Configuring the system for FIPS 140-3
To switch modes, first log in to the core node and then:
1. Stop all core services: stop ALL
2. Execute: app.sh /FIPS_MODE <mode>
3. Start all core services: start ALL
For example: to switch to strict mode run:
Strict FIPS mode
About the other swarm nodes
No specific action needs to be taken to configure the other swarm nodes. However, once Common Services start, the FIPS mode change will be pushed to the swarm and all instances of the following services will automatically restart to apply the updated FIPS mode:
• cisco-aci-poller
• hyperion-connector
• meraki-poller
• net-auditor
• notification-sender
• poller
• portal-proxy-service
• ssh-jumphost
• streaming-telemetry-import
• telemetry-telegraf
• viptela-poller
• wmi-poller
Any other service not listed above will not restart. These services are always FIPS 140-3 compliant.
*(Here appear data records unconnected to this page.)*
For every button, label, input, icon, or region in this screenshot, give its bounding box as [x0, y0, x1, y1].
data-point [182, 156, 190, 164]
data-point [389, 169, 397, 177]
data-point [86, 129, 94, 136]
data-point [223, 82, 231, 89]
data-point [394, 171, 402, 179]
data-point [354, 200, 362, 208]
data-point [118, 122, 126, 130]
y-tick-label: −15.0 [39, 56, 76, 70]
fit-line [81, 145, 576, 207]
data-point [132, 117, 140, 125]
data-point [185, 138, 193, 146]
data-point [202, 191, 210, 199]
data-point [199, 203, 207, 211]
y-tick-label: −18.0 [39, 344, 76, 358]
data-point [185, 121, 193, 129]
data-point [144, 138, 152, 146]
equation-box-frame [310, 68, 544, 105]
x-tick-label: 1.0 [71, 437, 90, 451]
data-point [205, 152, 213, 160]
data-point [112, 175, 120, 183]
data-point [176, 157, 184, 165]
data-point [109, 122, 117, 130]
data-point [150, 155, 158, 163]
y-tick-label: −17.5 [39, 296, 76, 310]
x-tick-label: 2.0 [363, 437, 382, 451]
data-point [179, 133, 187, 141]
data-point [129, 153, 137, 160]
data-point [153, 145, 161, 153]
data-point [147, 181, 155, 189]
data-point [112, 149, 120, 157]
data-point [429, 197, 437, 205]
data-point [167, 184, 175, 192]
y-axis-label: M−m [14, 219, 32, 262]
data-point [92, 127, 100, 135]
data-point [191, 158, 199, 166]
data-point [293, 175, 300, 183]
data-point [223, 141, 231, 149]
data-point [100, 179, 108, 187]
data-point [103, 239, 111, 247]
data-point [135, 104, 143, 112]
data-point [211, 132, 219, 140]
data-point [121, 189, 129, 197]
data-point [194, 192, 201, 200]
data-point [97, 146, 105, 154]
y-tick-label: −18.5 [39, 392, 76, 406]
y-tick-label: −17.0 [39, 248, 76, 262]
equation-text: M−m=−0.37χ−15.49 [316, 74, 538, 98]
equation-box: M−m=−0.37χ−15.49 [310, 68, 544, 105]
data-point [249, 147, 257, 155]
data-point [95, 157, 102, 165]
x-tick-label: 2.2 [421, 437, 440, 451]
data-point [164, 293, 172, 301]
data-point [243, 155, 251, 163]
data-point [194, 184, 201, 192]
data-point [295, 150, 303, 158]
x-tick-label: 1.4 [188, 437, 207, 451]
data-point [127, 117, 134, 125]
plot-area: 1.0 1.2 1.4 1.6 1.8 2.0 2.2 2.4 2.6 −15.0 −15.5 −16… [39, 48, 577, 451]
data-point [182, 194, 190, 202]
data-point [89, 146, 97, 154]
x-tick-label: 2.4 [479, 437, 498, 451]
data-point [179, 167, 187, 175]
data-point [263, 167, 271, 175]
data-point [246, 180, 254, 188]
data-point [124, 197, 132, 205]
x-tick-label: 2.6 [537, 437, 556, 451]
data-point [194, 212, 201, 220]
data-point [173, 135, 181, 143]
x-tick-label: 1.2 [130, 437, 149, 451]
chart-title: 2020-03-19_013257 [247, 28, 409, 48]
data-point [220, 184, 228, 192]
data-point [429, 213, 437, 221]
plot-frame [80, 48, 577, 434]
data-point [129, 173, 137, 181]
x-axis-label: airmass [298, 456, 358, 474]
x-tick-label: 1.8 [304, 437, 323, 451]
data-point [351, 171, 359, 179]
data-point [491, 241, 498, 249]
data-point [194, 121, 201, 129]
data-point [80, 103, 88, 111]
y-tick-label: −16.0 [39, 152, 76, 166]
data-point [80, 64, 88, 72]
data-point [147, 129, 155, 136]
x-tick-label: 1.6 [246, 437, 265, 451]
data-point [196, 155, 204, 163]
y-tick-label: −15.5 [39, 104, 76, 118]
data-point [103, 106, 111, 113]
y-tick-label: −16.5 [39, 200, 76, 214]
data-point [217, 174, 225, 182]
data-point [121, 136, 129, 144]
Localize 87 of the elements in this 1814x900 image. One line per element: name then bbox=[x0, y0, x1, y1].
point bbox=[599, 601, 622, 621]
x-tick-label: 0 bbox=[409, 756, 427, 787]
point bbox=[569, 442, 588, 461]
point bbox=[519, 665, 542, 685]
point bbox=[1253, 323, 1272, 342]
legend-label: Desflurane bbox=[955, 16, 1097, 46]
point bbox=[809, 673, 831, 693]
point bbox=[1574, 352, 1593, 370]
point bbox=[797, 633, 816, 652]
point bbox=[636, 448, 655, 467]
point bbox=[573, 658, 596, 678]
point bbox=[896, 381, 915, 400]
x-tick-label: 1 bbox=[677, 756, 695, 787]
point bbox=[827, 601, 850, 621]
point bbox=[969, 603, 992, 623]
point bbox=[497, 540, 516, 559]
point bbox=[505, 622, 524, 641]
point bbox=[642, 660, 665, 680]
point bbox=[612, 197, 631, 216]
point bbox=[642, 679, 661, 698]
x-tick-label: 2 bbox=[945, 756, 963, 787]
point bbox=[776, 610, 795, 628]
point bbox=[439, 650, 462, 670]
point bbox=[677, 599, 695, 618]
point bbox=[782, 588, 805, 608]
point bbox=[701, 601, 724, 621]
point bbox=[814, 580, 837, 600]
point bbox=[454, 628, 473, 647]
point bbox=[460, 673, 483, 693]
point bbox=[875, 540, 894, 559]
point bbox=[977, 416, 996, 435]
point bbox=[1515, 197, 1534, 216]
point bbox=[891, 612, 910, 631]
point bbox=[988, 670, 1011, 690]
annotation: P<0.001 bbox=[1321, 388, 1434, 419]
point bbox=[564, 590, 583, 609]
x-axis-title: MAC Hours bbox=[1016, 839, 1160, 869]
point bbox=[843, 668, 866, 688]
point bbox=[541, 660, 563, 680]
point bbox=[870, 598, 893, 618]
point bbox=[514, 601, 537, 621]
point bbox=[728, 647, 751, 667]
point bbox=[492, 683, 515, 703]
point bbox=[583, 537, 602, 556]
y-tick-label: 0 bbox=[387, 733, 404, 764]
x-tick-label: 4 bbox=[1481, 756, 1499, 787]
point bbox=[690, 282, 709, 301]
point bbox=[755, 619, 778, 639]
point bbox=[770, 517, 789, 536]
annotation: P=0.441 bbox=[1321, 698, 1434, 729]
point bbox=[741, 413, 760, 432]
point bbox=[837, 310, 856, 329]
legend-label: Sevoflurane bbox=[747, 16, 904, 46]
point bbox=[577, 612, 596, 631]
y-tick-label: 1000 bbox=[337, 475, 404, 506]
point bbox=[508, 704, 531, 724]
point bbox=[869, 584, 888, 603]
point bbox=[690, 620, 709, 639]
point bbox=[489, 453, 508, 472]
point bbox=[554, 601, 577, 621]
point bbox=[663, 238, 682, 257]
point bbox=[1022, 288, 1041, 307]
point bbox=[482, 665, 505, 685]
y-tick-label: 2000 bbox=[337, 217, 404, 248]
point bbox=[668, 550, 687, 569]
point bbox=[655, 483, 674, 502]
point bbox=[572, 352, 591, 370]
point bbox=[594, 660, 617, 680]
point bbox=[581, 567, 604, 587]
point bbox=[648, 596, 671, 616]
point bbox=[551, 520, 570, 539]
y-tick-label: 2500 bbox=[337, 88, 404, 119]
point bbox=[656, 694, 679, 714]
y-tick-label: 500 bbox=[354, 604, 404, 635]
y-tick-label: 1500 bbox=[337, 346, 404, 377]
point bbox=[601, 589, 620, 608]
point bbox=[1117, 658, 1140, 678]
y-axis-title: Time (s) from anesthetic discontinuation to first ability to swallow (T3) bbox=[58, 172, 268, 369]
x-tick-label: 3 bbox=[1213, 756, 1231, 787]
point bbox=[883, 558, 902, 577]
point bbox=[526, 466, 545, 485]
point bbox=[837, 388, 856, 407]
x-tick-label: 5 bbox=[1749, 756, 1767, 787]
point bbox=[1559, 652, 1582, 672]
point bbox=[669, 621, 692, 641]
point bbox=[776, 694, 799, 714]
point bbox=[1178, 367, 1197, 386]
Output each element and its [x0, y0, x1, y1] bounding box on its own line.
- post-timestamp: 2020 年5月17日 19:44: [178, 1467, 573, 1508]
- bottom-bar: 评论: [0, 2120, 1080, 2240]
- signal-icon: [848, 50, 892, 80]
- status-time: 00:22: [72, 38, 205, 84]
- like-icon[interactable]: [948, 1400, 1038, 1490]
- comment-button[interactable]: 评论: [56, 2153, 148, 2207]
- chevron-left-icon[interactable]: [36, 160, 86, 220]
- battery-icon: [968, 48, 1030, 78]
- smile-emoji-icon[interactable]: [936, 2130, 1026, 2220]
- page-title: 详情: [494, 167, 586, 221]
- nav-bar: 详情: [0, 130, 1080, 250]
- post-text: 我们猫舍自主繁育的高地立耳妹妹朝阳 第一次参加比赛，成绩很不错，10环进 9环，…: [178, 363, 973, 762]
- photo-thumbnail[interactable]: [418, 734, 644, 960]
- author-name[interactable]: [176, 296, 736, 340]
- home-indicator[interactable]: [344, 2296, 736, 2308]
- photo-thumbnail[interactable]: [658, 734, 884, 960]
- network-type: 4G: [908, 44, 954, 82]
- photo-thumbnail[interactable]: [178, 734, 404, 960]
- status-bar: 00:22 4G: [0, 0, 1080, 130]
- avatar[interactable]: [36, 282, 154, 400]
Potential issues when enabling FIPS 140-3 support
When using off mode, NetIM will behave like previous versions with no noticeable impact on cryptographic operations.
However, enabling strict mode may lead to communication issues with some remote devices or services. These issues typically involve failures to authenticate or establish secure connections and are more likely to occur with older devices or systems that do not support FIPS 140-3. Problem areas might include:
• Polling devices
• Collecting data
• External authentication (e.g., LDAP, RADIUS)
• Any secure communication with external systems
If you experience these issues after switching to strict mode, consider reverting to off mode to confirm whether FIPS restrictions are the cause.